Мужественный и женственный элемент! От одного замечательного русского ученого слышал я замечание, что сочетание полов под разными видами и именованиями проходит по всему мирозданию: не только в животном и растительном царстве, но и в химических процессах и механическом движении светил формула все та же одна везде, говорил он, поясняя этот закон опытами и математическими выкладками. Глубоко мне врезалось это замечание; полное развитие его в научном изложении должно бы составить эпоху и поставить нашего ученого в ряд с Секки, если не выше. Но не в том дело. С кем я ни соприкасался в жизни, везде со мною оставалась женственная, пассивная роль. Я занимал кафедру и пользовался редким вниманием слушателей; я увлекал; затаив дыхание, мне внимали. (Надеюсь, бывшие слушатели мои не отвергнут этого и не уличат в неосновательном самохвальстве). Но я не породил и не воспитал учеников. На каких дальнейших поприщах я ни стоял, никогда, почти никогда не давалось мне руководительство, на которое, впрочем, никогда не хватало у меня и дерзновения. Препятствия не останавливали моей деятельности, но вгоняли внутрь. Чем порождена не отступавшая ни на минуту гамлетовщина, недоверие к своей силе, сомнение в своем нравственном праве, вечное опасение переступить предел чужой свободы? Не бесплодно ли после того, может быть, и пройдена жизнь?

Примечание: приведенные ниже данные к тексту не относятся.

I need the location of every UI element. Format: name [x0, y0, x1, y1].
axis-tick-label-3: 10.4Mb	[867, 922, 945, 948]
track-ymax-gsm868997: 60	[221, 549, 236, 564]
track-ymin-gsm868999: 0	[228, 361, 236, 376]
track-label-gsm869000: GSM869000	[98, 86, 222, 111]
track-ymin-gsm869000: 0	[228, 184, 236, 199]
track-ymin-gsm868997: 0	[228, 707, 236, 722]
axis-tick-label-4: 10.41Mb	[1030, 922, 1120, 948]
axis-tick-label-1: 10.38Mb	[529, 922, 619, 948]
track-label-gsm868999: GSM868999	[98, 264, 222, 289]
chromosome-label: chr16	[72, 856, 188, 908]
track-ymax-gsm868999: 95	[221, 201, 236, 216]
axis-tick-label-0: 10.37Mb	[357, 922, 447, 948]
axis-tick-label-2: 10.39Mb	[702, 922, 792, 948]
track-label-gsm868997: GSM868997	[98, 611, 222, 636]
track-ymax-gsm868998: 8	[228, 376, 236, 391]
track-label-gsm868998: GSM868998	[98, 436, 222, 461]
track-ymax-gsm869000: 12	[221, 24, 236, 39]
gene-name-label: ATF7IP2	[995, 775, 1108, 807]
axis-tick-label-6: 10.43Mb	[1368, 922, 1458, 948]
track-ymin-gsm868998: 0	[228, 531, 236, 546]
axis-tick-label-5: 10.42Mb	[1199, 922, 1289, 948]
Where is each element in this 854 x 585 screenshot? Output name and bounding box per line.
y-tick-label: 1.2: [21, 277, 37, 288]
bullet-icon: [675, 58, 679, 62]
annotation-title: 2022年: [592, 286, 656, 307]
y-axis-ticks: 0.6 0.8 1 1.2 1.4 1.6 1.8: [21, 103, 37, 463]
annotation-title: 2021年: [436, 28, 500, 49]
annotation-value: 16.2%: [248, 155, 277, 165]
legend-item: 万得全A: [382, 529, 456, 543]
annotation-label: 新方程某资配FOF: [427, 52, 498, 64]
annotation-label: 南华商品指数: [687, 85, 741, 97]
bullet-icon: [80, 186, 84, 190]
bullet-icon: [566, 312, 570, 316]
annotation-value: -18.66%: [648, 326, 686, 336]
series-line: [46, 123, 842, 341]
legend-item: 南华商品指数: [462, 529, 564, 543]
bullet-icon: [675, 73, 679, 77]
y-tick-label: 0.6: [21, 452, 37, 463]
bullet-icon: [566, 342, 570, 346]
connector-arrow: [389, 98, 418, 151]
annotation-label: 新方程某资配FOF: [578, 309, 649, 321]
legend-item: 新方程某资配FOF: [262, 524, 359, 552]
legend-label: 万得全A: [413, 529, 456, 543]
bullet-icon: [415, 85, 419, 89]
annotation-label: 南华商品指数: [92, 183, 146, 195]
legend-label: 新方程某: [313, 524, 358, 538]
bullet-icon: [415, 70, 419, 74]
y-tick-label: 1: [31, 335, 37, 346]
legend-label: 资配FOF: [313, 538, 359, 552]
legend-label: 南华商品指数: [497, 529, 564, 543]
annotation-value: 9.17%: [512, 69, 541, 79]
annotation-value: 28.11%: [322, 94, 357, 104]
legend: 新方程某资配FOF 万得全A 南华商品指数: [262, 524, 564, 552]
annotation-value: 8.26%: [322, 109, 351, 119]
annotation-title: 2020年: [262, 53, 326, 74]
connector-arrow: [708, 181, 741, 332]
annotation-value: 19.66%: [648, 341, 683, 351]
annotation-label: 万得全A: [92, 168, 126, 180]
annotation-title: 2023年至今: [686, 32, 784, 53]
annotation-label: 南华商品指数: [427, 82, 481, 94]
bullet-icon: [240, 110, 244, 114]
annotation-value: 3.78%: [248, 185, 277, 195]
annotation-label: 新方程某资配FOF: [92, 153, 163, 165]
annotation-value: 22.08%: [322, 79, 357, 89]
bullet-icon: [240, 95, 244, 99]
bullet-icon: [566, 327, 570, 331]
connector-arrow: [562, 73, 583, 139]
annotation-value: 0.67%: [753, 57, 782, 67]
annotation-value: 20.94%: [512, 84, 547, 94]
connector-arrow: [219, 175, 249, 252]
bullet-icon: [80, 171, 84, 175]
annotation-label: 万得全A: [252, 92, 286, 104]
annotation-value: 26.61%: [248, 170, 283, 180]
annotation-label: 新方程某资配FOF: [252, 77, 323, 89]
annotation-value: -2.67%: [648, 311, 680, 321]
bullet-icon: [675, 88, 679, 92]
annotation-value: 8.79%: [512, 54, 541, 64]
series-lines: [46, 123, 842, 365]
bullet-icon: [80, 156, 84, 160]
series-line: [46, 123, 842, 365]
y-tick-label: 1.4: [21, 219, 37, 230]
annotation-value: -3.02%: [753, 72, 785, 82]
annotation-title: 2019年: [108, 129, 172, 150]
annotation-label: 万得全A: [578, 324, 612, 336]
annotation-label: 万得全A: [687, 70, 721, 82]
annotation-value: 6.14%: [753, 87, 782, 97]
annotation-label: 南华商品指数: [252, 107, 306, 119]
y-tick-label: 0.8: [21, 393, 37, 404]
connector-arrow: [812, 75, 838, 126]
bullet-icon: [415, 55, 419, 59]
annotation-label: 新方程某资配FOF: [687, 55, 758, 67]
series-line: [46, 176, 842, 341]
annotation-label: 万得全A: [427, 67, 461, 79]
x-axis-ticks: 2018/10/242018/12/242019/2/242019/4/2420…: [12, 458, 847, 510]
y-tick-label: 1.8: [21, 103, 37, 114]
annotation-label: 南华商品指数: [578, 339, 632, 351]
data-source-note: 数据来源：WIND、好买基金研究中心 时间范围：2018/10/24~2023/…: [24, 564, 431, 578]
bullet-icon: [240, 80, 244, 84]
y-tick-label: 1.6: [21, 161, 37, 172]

Были у меня и еще товарищи, наиболее близкие, наиболее родственные по духу. Нас было трое, об этом сказал я выше. Но та близость была другого строя, не семинарская, и сошлись мы, строго говоря, не в Семинарии. Богословский класс послужил только началом, хотя с одним из троих, В. М. Сперанским, началось знакомство еще с Риторики, и сидел он в том же втором отделении Риторического класса, что и я. Его уже и нет теперь на свете, и его высокий, чистый образ заслуживал бы подробного изложения в особенном обстоятельном очерке. Дойдет ли, однако, до него когда-нибудь перо в этих набросках?

Глава XLIV

СОСТАВ УЧАЩИХСЯ

Лавров, Перервенец, Остроумов, Николай Алексеевич — это не все типы семинаристов моего времени. Остроумов даже не тип, он случайность. У каждого из поименованных была своя особенность, выдвигавшая его туда или сюда. Большинство было безличнее: вели себя исправно, неупустительно посещали классы, держали в порядке тетрадки, учили уроки, подавали письменные упражнения, вдаль не заносились. Перейдя в Богословский класс, подумывали о местах. К чести московских семинаристов, водка не считалась поэзией жизни, как в других семинариях. Бурсацкая удаль Перервенца, граничащая с развратом в одну сторону, мошенничеством в другую, шла от закрытого училища, в котором он получил воспитание, и от сиротства, которое оставило его без добрых примеров. Главный контингент семинаристов, если не по числу, то по весу, растворен был в обществе, сидел корнями в семье. Нравственная воспитательная сила сосредоточивалась в священнослужительском мире, и притом столичном. Поповичи задавали тон, приучали к благопристойности, в которой дома воспитаны, и к чувству нравственного достоинства. Повествование о грязных похождениях, которые в других семинариях составили бы эпопею, здесь или не находило слушателей, или выслушивалось с пренебрежительным смехом, каким награждают паяцев. Небольшой кружок собирался около рассказчика, да и тот состоял из отребья: знаменательная черта, которую не мешает иметь в виду при рассуждениях о сравнительном достоинстве закрытого и открытого воспитания, именно в духовно-учебных заведениях! Важен факт не сам по себе, закрытое или открытое заведение; важно то, каков дух в нем, откуда он идет и чем питается. Московская семинария отличалась среди всех духом порядочности и относительного благородства. Разумею все семинарии великороссийские и малороссийские, не исключая Петербургской; петербургское столичное духовенство малочисленнее московского и от себя мало вливало в семинарию, распихивая детей более по другим заведениям. О семинариях Западного края не говорю: сколько видел я тамошних воспитанников, они более всех приближались к московским и менее прочих носили бурсацкую печать.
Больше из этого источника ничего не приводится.